There is the first inequality that I should solve: For all $R>0$ $$\int_0^{\pi/2}e^{-R\sin(\varphi)}d\varphi < \frac\pi{2R}(1 - e^{-R})$$
But in the next exercise, there is a more general case: if $f''(x) < 0 $ on $[a, b]$, then $$ \int_a^b e^{-\lambda f(x)} dx < \frac{b-a}{\lambda(f(b) - f(a))}(e^{-\lambda f(b)} - e^{-\lambda f(a)}) $$
First of all I think that i should apply Jensen's inequality for integrals, because $ e^{-\lambda f(x)} $ is convex function, when $ f''(x) < 0 $. But it is provide me wrong inequation ( $\int >= $ something). So I don't know what to do.
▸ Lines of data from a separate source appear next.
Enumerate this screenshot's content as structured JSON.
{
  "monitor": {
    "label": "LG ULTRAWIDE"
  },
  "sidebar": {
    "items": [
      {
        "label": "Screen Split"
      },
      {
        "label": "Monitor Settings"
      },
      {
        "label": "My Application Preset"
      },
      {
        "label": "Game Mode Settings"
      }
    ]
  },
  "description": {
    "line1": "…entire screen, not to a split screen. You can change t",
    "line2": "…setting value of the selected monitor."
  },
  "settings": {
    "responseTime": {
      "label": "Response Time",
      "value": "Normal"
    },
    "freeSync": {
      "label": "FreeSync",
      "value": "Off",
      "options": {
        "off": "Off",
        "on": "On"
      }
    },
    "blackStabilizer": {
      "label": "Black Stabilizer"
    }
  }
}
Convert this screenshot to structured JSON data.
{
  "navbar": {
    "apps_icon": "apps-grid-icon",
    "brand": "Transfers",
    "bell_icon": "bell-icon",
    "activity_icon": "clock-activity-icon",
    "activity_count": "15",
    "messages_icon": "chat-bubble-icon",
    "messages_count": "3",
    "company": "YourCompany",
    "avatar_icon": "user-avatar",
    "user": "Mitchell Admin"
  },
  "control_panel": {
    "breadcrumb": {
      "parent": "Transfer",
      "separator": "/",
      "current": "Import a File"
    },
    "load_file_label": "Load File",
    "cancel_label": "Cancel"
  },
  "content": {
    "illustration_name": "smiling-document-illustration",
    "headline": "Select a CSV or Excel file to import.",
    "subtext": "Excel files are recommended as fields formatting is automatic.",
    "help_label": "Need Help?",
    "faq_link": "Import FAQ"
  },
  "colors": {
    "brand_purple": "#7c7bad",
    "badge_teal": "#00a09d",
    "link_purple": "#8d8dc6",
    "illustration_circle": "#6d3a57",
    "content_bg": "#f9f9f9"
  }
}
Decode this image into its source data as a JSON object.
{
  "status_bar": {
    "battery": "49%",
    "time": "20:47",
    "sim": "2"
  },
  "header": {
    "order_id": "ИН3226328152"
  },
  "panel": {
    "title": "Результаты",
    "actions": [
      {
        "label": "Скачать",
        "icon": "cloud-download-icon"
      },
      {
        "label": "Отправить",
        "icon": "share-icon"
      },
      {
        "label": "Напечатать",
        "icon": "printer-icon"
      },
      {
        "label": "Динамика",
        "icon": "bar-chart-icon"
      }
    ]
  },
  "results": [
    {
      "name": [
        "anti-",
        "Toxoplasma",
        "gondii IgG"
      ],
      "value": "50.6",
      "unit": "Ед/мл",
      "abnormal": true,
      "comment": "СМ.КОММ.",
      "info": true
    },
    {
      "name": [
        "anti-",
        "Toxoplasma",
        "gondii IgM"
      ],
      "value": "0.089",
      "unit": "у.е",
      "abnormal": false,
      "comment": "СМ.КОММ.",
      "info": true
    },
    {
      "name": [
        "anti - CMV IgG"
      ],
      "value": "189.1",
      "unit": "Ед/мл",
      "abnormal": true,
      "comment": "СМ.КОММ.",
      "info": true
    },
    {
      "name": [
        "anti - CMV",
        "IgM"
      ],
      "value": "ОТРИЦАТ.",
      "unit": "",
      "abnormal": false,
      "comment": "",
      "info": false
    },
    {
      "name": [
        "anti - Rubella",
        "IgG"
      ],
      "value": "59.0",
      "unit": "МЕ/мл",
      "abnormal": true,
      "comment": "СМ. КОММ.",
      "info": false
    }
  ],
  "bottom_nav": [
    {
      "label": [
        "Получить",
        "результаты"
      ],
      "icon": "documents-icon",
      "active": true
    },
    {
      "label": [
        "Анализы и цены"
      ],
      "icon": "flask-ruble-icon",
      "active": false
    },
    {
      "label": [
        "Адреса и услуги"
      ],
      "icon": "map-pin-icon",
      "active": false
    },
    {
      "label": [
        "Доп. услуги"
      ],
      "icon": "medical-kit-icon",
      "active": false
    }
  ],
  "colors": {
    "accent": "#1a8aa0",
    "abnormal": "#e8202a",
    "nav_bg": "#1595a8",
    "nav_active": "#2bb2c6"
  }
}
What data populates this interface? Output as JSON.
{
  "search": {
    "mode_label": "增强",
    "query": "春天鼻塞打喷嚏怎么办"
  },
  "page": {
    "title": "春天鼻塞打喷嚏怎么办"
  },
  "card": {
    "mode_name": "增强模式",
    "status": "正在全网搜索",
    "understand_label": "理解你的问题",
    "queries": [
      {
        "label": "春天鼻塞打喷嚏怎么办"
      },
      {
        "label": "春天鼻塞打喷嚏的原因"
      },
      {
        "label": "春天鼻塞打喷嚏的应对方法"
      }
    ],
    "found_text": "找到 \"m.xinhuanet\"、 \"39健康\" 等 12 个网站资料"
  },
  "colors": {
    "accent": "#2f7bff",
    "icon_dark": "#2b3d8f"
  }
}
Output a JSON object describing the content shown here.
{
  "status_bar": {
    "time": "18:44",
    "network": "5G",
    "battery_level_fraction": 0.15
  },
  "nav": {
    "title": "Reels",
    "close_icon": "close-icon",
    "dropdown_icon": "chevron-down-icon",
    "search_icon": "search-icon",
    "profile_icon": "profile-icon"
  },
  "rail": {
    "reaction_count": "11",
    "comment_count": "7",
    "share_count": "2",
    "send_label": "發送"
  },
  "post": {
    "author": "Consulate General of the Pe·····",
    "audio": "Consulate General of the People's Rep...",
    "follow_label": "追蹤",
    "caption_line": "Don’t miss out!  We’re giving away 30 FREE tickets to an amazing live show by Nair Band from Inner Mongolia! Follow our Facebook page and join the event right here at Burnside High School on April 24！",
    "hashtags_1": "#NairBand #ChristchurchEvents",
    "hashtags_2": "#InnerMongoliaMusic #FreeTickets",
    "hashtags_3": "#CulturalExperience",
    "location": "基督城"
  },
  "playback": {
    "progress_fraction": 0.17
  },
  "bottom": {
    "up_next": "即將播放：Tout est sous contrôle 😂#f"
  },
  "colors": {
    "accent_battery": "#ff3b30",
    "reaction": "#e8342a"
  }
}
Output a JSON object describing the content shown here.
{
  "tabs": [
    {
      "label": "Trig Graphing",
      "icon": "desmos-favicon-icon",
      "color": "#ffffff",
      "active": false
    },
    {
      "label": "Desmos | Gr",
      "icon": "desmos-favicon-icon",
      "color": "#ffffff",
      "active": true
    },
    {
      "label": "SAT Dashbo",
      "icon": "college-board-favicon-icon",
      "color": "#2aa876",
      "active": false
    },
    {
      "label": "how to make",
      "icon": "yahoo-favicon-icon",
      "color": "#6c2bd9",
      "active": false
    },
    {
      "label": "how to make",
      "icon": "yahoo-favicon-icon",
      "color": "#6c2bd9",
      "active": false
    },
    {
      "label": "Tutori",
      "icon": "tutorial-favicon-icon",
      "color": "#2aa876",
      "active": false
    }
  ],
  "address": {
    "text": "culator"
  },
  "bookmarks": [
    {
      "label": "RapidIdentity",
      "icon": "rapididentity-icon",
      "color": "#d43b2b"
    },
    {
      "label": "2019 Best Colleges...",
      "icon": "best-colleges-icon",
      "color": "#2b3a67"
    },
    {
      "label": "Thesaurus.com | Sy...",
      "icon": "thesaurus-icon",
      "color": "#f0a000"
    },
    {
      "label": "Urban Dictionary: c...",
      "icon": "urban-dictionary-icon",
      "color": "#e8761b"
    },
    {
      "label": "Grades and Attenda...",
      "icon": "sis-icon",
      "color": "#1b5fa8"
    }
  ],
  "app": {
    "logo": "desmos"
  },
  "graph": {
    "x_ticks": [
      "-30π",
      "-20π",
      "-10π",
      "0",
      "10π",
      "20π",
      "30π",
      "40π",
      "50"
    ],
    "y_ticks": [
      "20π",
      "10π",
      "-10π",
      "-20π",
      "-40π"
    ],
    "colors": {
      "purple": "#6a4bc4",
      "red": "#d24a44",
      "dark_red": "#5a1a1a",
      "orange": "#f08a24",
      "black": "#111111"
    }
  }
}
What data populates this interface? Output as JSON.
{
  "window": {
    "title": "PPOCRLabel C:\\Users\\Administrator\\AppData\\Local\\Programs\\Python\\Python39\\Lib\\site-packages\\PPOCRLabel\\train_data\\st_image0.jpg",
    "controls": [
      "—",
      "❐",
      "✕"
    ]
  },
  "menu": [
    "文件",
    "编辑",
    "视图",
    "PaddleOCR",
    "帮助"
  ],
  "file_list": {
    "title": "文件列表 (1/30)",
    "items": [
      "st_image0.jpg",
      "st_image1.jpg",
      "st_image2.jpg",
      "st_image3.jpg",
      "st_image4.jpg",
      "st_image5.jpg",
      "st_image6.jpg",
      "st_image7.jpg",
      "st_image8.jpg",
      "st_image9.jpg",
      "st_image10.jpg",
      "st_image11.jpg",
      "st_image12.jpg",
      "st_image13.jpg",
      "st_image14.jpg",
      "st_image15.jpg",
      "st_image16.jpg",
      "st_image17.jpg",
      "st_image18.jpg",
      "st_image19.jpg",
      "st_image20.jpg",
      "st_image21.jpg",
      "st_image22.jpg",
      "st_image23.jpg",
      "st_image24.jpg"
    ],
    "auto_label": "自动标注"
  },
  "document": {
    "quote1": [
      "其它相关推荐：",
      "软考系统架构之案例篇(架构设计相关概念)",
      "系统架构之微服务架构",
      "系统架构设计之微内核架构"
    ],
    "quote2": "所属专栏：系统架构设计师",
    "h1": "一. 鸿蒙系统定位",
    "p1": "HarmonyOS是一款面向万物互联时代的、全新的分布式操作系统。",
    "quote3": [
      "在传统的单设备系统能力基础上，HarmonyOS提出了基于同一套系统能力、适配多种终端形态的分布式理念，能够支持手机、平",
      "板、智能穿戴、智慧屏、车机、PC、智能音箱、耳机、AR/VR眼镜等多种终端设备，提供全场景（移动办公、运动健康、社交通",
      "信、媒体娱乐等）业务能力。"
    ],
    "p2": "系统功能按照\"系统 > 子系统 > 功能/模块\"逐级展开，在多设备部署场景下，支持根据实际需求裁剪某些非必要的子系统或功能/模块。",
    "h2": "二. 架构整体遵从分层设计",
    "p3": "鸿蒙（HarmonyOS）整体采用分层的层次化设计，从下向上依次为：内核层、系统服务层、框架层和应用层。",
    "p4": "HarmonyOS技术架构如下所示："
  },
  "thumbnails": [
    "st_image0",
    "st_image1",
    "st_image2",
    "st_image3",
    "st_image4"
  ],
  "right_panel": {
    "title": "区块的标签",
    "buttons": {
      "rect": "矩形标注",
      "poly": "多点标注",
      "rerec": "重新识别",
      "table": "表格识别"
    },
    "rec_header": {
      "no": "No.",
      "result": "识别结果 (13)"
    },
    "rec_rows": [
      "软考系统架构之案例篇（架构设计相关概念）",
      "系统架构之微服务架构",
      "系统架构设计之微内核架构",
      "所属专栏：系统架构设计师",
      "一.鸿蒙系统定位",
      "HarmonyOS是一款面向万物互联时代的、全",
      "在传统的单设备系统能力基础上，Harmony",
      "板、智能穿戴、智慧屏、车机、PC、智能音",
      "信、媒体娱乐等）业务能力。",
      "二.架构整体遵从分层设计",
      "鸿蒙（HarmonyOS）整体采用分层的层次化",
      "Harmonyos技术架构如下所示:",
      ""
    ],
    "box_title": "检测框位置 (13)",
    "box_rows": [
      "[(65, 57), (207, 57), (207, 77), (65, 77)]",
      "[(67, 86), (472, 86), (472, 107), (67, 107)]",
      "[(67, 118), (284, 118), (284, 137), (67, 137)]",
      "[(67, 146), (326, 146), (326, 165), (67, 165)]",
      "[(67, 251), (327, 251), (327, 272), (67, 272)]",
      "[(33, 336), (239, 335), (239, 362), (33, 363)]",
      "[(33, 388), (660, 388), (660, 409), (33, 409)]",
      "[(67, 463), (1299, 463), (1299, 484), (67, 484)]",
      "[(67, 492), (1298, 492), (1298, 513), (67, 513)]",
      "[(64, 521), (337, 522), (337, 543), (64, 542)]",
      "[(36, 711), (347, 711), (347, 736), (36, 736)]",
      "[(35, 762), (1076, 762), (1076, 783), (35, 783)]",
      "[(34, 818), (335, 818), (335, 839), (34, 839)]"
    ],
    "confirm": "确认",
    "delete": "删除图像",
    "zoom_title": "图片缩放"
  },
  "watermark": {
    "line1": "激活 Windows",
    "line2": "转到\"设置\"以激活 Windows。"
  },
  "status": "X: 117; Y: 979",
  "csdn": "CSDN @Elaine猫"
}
Please help me solve this inequality.
Let $\lambda > 0$. Since $f''(x) < 0$ on $[a, b]$, it lies upper than the line segment given by equation $g(x)=f(a)+\frac{f(b)-f(a)}{b-a}(x-a)$. Therefore, $\forall x\in[a,b]:f(x)\geqslant g(x) \implies e^{-\lambda f(x)} \leqslant e^{-\lambda g(x)}$. From monotony of the Riemann integral we obtain: \begin{equation} \int_a^b{e^{-\lambda f(x)}dx}<\int_a^b{e^{-\lambda g(x)}dx}=\frac{b-a}{\lambda{(f(b)-f(a))}}(e^{-\lambda f(a)}-e^{-\lambda f(b)}). \end{equation}